Is Elon Musk's 0-60 mph in 1.9 seconds claim really possible?
Tires. They can make all the difference as to how fast a car can accelerate. For example, the Dodge Challenger Demon has its own specially developed tires that not only handle its claimed 0-60 mph in 2.3 seconds at the drag strip, but are also street legal. So when Elon Musk announced to the world that the new Tesla Roadster, due in 2020, can make the sprint to 60 in 1.9 seconds, many were skeptical, while others were thrilled. Fortunately, the Roadster prototype shown was wearing a set of super grippy Michelin Pilot Sport Cup 2 tires.
However, is that 1.9-second time even possible, despite the tires? Jason Fenske from Engineering Explained is back with his latest video and be ready because it's a mathematically complex 12 and a half minutes.

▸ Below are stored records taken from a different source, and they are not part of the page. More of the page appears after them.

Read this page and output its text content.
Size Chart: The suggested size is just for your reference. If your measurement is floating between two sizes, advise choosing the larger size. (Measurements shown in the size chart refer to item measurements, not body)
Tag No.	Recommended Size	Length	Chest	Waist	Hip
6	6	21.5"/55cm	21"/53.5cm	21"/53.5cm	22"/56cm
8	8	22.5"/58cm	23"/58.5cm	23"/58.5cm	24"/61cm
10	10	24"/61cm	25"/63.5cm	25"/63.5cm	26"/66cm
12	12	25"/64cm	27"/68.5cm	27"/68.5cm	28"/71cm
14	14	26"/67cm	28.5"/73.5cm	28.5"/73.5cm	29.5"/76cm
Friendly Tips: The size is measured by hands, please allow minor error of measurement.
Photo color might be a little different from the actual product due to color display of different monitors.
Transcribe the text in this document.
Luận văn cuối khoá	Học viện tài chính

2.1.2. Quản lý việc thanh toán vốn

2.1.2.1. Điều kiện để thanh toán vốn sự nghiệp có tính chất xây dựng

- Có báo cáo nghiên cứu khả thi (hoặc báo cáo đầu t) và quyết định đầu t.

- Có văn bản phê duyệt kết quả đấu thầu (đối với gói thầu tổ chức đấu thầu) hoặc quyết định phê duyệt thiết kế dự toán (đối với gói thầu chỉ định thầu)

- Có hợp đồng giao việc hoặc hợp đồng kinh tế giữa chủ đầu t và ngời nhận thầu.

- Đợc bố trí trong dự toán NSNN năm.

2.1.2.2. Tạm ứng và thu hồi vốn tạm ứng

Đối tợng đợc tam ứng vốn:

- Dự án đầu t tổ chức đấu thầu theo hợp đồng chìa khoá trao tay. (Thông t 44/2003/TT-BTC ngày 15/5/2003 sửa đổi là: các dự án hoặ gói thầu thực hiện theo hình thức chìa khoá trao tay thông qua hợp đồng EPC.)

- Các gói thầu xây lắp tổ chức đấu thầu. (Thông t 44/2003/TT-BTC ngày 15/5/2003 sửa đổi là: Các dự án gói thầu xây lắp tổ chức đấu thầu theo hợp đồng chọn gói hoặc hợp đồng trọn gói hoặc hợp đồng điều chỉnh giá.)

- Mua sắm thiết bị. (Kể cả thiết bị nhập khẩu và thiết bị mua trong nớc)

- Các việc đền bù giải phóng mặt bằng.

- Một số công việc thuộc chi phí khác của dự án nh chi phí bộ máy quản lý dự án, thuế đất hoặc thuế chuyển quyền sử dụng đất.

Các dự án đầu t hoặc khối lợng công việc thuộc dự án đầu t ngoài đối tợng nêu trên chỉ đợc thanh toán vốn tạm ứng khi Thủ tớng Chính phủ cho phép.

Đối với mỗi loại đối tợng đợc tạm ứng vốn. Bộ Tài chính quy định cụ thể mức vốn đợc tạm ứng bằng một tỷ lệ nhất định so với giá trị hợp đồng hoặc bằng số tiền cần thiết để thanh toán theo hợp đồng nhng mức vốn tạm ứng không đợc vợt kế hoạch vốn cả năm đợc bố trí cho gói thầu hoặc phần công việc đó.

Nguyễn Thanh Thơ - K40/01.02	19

One of the interesting issues Fenske tackles is whether or not Tesla's stated acceleration times start from a complete standstill, or from the industry standard rollout of one-foot. Remember, all of the manufacturer and third party 0-60 times don't begin until the car in question has accelerated one-foot forward. But are Musk's claims technically possible? Do they defy the laws of physics? Of course it's possible for a car – any car – to achieve rapid acceleration given it's appropriately engineered to do so. At this time, however, Musk's claims can't be validated. They're simply words and numbers. That's it. So until either Tesla and/or a third party tests the new Roadster, nothing's official.